When a Supreme Court divided along partisan lines upheld Trump's Muslim Ban executive order,barring mainly Middles Eastern and African immigrants, it deliberately closed its eyes to the overwhelming evidence of religious animus in direct violation of the Constitution that motivated the order (as the Fourth Circuit - not the nation's most liberal appeals court - described in its opinion blocking the Ban order.

The High Court has just upheld Trump's Asylum Ban directed primarily against Central American immigrants. Now, the attorney generals of 16 states have sued the Trump administration to block the Trump-Miller Public Charge Ban, which was unquestionably intended to, and undoubtedly will, have a devastating effect on immigrants of color from every part of the world if it is allowed to go into effect on October 15.

Will the Court also deliberately overlook the mountain o evidence described in the two lawsuits that have been filed so far that the new Public Charge rule will have an overwhelmingly disproportionate effect on immigrants of color and that it was motivated by intense racial animus?

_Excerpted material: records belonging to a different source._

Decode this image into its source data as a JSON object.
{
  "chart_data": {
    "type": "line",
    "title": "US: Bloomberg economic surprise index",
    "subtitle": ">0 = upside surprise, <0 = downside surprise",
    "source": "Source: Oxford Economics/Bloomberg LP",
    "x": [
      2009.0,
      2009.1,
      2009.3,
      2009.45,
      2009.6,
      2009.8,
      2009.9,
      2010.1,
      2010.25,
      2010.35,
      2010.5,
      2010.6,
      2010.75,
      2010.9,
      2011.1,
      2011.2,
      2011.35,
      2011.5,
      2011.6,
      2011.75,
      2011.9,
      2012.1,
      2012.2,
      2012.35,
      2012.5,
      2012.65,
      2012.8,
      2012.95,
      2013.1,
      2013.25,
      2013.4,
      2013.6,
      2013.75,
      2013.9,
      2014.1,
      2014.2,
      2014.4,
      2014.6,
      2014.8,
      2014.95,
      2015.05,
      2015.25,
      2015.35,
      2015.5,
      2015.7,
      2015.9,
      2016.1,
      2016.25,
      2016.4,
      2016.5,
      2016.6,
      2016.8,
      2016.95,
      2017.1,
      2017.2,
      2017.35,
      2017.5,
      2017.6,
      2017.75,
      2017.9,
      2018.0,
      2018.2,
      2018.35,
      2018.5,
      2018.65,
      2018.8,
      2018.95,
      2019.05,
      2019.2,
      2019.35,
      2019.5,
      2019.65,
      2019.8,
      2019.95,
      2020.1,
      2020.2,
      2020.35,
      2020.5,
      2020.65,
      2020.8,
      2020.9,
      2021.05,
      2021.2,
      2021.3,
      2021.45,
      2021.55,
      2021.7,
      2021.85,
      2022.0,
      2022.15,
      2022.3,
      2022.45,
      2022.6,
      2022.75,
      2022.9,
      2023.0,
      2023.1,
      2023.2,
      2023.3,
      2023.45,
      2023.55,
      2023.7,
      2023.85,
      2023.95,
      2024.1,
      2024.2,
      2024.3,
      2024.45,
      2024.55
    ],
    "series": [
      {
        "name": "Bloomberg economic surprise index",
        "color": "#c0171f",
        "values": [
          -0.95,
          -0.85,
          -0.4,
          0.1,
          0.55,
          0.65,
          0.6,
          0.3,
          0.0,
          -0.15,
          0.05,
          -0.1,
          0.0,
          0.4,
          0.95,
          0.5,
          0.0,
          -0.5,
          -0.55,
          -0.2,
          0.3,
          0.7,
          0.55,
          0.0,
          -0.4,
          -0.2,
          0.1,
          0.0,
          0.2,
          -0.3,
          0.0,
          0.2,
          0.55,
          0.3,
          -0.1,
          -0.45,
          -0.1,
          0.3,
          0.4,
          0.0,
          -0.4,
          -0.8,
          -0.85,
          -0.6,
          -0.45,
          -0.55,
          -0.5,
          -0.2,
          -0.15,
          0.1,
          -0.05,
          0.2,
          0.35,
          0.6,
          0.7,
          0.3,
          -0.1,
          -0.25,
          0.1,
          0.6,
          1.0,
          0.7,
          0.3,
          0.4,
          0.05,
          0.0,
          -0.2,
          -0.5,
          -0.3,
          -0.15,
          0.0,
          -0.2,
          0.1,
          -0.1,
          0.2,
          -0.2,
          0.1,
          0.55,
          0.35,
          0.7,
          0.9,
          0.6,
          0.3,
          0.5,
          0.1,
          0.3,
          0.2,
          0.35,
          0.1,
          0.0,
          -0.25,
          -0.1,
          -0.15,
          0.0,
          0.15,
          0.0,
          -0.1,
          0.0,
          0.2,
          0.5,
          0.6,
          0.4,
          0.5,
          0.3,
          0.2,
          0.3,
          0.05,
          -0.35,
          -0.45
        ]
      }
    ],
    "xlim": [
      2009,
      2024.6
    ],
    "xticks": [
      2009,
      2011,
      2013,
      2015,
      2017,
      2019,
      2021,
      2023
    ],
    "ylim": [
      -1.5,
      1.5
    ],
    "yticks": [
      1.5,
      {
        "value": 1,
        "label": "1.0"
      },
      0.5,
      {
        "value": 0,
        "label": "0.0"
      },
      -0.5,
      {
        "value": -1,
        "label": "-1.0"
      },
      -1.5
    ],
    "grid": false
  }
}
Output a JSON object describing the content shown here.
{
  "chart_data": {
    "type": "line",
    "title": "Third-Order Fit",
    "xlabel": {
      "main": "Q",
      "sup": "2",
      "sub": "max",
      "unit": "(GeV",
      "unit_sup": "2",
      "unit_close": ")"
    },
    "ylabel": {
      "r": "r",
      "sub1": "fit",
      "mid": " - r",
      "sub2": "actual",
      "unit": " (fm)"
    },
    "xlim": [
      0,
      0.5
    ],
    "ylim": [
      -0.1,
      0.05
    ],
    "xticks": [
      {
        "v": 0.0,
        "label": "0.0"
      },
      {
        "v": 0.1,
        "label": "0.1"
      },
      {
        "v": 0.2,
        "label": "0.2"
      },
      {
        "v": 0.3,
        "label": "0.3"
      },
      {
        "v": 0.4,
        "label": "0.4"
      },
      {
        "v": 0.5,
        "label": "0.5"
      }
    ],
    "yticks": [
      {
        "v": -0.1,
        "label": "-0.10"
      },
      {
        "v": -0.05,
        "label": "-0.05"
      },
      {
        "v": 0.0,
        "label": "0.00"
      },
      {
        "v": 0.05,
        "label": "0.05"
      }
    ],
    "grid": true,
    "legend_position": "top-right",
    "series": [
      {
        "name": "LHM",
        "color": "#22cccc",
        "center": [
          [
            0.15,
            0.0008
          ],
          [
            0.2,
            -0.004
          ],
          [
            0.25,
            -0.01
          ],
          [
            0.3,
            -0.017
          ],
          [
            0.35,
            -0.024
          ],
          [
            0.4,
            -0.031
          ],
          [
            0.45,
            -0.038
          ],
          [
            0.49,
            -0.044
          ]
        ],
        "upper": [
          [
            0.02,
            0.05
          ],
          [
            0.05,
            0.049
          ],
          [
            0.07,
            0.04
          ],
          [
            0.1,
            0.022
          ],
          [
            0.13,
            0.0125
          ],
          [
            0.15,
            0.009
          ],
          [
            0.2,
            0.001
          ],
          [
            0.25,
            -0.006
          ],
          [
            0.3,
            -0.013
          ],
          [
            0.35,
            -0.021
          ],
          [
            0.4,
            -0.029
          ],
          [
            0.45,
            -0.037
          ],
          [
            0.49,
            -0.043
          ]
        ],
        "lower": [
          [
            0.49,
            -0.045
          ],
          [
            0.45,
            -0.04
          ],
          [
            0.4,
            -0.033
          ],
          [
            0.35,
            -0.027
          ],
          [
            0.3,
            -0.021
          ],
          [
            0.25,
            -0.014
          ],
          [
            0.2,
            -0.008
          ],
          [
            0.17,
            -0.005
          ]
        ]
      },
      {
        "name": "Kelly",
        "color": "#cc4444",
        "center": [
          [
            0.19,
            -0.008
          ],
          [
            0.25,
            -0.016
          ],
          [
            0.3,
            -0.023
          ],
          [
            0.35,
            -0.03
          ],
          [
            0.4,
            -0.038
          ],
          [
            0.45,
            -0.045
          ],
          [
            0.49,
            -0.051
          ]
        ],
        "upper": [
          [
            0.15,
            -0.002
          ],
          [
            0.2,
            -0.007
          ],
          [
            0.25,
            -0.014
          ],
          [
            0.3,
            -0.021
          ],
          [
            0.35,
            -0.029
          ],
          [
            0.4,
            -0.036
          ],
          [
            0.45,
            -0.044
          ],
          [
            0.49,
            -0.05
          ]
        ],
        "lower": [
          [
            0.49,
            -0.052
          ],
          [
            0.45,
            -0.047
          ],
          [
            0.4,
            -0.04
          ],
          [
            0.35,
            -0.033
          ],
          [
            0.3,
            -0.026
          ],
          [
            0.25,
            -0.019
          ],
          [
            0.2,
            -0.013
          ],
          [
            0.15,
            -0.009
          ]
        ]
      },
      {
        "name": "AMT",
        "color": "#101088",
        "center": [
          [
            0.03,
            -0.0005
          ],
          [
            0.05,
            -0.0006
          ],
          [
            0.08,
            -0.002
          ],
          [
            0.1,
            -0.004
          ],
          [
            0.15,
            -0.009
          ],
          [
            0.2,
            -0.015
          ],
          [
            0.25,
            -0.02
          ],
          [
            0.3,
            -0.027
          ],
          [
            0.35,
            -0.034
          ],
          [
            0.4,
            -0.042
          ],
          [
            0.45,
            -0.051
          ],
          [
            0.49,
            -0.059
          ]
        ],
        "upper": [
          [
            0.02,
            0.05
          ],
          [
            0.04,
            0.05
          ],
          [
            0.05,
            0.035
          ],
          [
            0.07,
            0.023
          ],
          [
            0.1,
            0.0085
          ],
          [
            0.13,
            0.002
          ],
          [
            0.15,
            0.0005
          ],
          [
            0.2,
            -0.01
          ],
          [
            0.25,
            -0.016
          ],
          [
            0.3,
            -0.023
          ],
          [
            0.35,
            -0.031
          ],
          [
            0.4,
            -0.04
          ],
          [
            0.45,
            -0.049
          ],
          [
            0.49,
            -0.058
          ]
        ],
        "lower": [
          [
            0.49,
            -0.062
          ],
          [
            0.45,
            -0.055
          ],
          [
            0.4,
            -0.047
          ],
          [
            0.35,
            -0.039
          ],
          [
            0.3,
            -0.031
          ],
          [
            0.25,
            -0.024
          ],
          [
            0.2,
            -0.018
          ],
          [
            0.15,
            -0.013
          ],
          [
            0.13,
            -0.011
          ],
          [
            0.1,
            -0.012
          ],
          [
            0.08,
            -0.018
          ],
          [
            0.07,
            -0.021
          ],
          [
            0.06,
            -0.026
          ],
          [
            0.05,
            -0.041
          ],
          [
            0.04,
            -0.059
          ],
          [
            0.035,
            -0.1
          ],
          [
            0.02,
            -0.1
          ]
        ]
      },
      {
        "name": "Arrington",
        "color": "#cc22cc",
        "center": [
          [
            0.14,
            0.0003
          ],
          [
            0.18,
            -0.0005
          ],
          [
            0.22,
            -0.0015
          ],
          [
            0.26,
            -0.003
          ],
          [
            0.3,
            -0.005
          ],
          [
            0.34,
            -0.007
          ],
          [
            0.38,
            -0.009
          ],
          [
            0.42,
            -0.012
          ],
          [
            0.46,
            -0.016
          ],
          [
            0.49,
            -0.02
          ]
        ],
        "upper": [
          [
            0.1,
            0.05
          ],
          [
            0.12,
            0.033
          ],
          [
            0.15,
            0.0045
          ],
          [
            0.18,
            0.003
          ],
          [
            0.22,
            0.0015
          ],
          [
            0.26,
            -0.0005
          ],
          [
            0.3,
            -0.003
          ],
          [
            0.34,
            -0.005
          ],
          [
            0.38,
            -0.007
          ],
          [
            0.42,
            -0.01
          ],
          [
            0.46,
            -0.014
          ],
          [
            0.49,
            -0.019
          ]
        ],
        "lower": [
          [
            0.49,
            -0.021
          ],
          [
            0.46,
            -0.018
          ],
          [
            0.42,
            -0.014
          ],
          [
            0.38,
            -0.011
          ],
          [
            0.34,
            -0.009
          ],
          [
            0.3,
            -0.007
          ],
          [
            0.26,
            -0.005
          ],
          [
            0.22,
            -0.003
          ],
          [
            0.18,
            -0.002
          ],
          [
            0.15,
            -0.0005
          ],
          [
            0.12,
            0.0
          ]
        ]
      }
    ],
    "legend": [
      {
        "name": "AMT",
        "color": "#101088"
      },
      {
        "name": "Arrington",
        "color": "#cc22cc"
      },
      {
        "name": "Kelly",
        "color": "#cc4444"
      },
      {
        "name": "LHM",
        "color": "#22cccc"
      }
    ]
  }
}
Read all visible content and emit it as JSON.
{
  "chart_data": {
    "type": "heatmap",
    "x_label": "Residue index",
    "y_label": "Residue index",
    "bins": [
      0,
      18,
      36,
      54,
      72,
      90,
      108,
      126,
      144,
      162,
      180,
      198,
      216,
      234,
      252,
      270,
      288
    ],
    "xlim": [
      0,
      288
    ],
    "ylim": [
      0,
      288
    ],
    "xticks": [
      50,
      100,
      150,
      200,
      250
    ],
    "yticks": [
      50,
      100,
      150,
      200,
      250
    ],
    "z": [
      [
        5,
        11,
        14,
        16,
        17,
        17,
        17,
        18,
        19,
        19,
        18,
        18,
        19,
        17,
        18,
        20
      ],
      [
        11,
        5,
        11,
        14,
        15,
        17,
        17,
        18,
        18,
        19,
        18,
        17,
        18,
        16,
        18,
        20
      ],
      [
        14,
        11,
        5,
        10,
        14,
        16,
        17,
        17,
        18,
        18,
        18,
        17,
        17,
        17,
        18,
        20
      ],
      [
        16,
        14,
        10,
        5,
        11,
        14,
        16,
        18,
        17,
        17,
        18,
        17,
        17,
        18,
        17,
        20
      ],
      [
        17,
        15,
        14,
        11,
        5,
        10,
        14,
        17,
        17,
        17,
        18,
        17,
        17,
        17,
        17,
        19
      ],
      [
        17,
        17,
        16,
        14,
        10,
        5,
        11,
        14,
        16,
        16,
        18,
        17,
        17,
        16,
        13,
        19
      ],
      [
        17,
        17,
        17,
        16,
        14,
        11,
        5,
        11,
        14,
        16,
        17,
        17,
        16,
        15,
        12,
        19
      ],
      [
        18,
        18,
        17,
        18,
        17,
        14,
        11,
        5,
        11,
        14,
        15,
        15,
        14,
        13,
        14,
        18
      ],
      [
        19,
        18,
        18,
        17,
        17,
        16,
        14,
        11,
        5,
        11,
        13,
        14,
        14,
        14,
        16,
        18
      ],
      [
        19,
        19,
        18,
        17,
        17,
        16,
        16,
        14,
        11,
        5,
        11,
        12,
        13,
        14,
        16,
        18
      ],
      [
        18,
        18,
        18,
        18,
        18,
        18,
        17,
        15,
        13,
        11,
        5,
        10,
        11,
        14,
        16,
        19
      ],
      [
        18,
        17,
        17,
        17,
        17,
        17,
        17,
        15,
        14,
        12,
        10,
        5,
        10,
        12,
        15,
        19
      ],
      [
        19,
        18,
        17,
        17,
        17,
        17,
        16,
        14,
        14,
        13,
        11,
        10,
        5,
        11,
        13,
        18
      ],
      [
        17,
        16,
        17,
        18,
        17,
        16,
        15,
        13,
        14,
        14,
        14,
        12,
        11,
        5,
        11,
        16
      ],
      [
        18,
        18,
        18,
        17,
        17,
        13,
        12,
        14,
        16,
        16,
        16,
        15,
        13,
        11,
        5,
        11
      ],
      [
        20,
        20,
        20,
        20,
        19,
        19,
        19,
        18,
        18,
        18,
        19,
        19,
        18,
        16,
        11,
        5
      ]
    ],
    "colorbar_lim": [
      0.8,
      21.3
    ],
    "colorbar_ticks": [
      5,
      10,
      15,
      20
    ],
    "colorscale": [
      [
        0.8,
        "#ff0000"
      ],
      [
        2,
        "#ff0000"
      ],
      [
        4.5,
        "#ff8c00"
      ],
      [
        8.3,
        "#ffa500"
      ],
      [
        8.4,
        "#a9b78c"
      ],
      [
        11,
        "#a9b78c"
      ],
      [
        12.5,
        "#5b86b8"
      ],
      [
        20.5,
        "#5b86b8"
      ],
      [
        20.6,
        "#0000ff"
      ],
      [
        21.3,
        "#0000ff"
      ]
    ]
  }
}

I If so this could be Strike Three against the principle of racial equality and justice which has been the law of the land in America ever since the Court's Brown v. Board of Education decision 65 years ago.

It could also mean the final undoing of the landmark immigration reform law of 1965 upholding the principle of racial equality, and could take America back to the bigoted 1924 immigration act which barred America's gates to almost all immigrants who were not from what Trump likes to refer to as "Countries Like Norway."

I will discuss the two pending lawsuits against the devastating Trump-Miller Public Charge rule in more detail in my next comment on this topic. This rule is clearly intended to, and very possibly could, keep America as a white-dominated nation in which immigrants of color are not welcome and have no rights at all for a generation or more to come.